Sunday, November 26, 2017

Dante's Music of Paradise

Dante and the Divine (Gustav Doré)
I recently finished teaching Dante's Divine Comedy. Predictably, I made much of how the poem uses music. Hell has only unholy noise: crashing stones, groans, shouts, and, famously, a demon who "made a trumpet of his ass" in Inferno 21. When Dante and Virgil finally make it to Purgatory, they are welcomed with the blessedly familiar sounds of the Te Deum. Unsurprisingly, Paradise features the poem's most dense and ecstatic music. As Dante ascends further into heavenly light and heavenly truth, he is also, increasingly, surrounded by singing. Dante's paradise is filled not only with "the glory of the One who moves the universe" (Paradiso I:1-2) but with saints who dance for joy, and angels who sing in more-than-human voices. The music of Dante's Paradise is dense, sweet, and unlike anything he has ever heard, though it often sets liturgical texts that he knows very well.

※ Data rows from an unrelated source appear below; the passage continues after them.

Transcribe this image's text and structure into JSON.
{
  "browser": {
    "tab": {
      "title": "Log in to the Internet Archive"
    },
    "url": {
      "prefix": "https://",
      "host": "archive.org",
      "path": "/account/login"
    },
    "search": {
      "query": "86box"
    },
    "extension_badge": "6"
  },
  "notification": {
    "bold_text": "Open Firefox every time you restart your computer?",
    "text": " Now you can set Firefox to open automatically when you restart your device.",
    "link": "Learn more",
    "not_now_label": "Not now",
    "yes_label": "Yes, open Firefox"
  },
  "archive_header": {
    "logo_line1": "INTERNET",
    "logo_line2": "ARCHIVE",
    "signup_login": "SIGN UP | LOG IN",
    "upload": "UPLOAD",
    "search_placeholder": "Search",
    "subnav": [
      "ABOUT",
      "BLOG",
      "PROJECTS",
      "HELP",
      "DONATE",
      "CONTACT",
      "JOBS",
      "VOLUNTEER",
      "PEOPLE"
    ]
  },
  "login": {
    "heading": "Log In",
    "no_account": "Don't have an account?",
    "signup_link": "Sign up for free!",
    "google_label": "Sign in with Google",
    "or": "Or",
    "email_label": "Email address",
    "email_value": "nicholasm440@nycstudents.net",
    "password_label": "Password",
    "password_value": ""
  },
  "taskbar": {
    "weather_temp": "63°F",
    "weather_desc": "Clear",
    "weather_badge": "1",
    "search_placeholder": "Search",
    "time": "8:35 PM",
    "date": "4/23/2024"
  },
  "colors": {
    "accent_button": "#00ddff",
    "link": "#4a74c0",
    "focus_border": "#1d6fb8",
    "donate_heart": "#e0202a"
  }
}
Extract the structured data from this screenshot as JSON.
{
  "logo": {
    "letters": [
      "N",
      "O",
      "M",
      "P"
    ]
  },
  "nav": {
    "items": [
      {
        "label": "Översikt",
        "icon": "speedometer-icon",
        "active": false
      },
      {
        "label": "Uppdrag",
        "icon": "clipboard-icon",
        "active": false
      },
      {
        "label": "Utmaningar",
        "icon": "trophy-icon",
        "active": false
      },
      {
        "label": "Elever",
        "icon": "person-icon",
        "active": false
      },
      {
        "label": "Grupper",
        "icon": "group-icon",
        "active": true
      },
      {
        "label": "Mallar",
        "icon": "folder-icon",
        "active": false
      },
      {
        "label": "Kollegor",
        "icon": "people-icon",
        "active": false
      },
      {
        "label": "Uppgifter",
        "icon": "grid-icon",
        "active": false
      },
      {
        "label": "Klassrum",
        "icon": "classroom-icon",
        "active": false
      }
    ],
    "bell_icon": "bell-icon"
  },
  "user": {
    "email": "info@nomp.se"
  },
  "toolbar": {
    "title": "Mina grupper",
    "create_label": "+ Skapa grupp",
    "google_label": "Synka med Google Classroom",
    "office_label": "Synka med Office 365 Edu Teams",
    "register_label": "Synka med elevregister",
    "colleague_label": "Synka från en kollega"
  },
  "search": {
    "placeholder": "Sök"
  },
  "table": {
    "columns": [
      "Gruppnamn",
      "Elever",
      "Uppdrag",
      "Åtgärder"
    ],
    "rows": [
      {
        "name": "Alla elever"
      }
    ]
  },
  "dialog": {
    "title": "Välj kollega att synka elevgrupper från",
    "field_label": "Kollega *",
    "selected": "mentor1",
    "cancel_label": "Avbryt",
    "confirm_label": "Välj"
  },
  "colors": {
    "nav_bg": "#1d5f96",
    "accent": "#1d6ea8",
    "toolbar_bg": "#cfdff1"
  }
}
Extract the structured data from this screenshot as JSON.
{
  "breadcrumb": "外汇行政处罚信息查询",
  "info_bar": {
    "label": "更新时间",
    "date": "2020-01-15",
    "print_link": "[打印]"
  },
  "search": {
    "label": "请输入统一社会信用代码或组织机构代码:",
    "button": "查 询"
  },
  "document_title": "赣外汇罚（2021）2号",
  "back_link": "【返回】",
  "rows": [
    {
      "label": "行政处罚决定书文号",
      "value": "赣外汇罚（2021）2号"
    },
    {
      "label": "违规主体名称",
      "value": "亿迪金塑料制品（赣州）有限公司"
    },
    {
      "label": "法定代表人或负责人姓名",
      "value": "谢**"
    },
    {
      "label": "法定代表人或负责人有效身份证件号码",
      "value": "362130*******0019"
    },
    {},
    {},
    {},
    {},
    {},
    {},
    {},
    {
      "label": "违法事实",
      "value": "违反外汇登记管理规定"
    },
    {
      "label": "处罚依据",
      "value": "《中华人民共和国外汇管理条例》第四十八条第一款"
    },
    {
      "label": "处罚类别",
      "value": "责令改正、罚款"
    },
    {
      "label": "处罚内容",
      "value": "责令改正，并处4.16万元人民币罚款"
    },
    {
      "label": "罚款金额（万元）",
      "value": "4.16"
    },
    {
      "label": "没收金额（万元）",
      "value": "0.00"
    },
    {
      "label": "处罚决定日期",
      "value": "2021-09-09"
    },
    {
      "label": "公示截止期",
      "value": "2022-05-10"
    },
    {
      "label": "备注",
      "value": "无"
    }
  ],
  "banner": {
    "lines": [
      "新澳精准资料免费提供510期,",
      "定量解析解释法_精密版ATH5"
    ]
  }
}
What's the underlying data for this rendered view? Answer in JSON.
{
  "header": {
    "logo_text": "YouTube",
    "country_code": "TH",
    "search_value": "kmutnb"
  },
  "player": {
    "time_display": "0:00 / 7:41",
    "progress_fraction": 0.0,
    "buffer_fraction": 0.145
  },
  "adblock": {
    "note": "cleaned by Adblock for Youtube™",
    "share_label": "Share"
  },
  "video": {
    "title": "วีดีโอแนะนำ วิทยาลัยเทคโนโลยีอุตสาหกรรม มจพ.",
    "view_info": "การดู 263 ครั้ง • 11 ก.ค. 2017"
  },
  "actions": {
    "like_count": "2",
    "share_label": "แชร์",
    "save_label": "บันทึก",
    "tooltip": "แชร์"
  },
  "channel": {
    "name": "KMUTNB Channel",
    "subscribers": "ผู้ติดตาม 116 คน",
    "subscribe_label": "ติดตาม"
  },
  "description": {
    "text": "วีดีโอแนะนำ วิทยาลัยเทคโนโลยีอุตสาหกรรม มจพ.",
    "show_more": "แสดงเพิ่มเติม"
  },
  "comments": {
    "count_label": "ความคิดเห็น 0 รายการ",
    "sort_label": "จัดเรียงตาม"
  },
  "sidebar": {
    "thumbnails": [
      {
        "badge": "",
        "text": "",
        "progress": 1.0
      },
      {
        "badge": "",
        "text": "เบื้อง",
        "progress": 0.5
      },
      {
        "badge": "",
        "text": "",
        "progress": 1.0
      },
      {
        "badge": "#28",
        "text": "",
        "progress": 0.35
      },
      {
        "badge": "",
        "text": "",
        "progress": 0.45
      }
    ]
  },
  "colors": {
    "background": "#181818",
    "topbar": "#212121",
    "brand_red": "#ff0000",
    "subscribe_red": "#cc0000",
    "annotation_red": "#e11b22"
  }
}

Thanks to a student, I recently learned that the Swiss composer Helena Winckelman has taken on the challenge of imagining and creating music for Dante's quintessentially indescribable Paradise. 18 voices, an unsurprising harp, and a delightfully surprising contrabass clarinet sing melodies that, especially at the beginning, circle each other like the circles of Paradise. In the close textures of the music -- several sets of harmonies overlapping with each other, sometimes with combination tones -- there is something of a sense of human incapability. Winckelman's use of spectral composition techniques is not only an aural adventure; it's also a homage to Dante. Turning light into language is what Dante is doing throughout Paradiso, trying to express the inexpressible, pushing his chosen medium of expression to its limits.